Mercado em foco — 12 de agosto
Ibovespa tem o pior fechamento em quase sete meses
O pregão de terça-feira (11) escancarou o nervosismo que já vinha se acumulando na bolsa brasileira. O Ibovespa fechou em queda de 2,50%, aos 167.874 pontos — o pior nível de fechamento desde 20 de janeiro. Não foi um tropeço isolado: a sessão reuniu de uma vez só os ingredientes que mais incomodam o investidor local, da alta dos juros futuros a um alerta sobre a inflação de serviços, passando por pesquisas eleitorais para a Presidência da República que voltaram a mexer com o apetite por risco.

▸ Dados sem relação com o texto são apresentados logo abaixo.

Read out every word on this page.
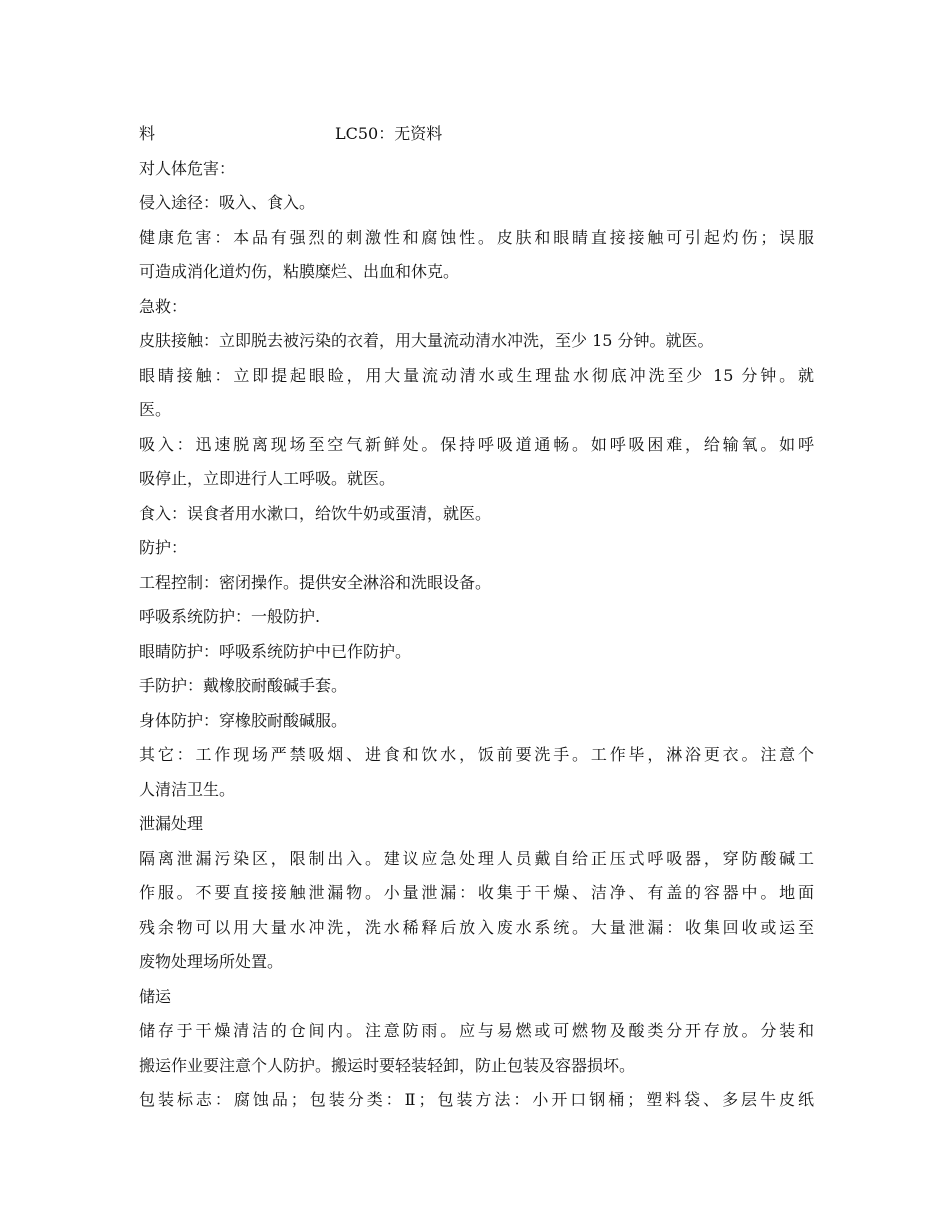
料	LC50：无资料
对人体危害：
侵入途径：吸入、食入。
健康危害：本品有强烈的刺激性和腐蚀性。皮肤和眼睛直接接触可引起灼伤；误服
可造成消化道灼伤，粘膜糜烂、出血和休克。
急救：
皮肤接触：立即脱去被污染的衣着，用大量流动清水冲洗，至少 15 分钟。就医。
眼睛接触：立即提起眼睑，用大量流动清水或生理盐水彻底冲洗至少 15 分钟。就
医。
吸入：迅速脱离现场至空气新鲜处。保持呼吸道通畅。如呼吸困难，给输氧。如呼
吸停止，立即进行人工呼吸。就医。
食入：误食者用水漱口，给饮牛奶或蛋清，就医。
防护：
工程控制：密闭操作。提供安全淋浴和洗眼设备。
呼吸系统防护：一般防护.
眼睛防护：呼吸系统防护中已作防护。
手防护：戴橡胶耐酸碱手套。
身体防护：穿橡胶耐酸碱服。
其它：工作现场严禁吸烟、进食和饮水，饭前要洗手。工作毕，淋浴更衣。注意个
人清洁卫生。
泄漏处理
隔离泄漏污染区，限制出入。建议应急处理人员戴自给正压式呼吸器，穿防酸碱工
作服。不要直接接触泄漏物。小量泄漏：收集于干燥、洁净、有盖的容器中。地面
残余物可以用大量水冲洗，洗水稀释后放入废水系统。大量泄漏：收集回收或运至
废物处理场所处置。
储运
储存于干燥清洁的仓间内。注意防雨。应与易燃或可燃物及酸类分开存放。分装和
搬运作业要注意个人防护。搬运时要轻装轻卸，防止包装及容器损坏。
包装标志：腐蚀品；包装分类：Ⅱ；包装方法：小开口钢桶；塑料袋、多层牛皮纸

Entre as ações, RD Saúde e BTG Pactual figuraram entre as maiores quedas do dia, arrastando o índice para baixo em um movimento que combina fundamentos específicos das companhias com o humor mais amplo do mercado. Quando o cenário macro já está desconfortável, papéis com múltiplos mais esticados ou setores mais sensíveis a crédito tendem a sofrer primeiro — e foi mais ou menos isso que se viu ontem.
Dólar também sobe e reflete a aversão a risco
O real acompanhou o desconforto. O dólar encerrou o dia em alta de cerca de 1%, cotado perto de R$ 5,16/R$ 5,17, depois de ter aberto a sessão bem mais comportada, na casa dos R$ 5,10. O contrato futuro da moeda para setembro, hoje o mais líquido da B3, subiu ainda mais forte, 1,06%, para R$ 5,1875 — sinal de que parte do mercado já está posicionada para um dólar mais caro adiante, não apenas reagindo ao susto do dia.
É o tipo de combinação — juros futuros subindo, câmbio depreciando e bolsa caindo junto — que costuma aparecer quando o mercado reprecifica risco fiscal e risco político ao mesmo tempo. Pesquisa eleitoral mexe com prêmio de risco tanto quanto dado de inflação, e ontem os dois vieram juntos.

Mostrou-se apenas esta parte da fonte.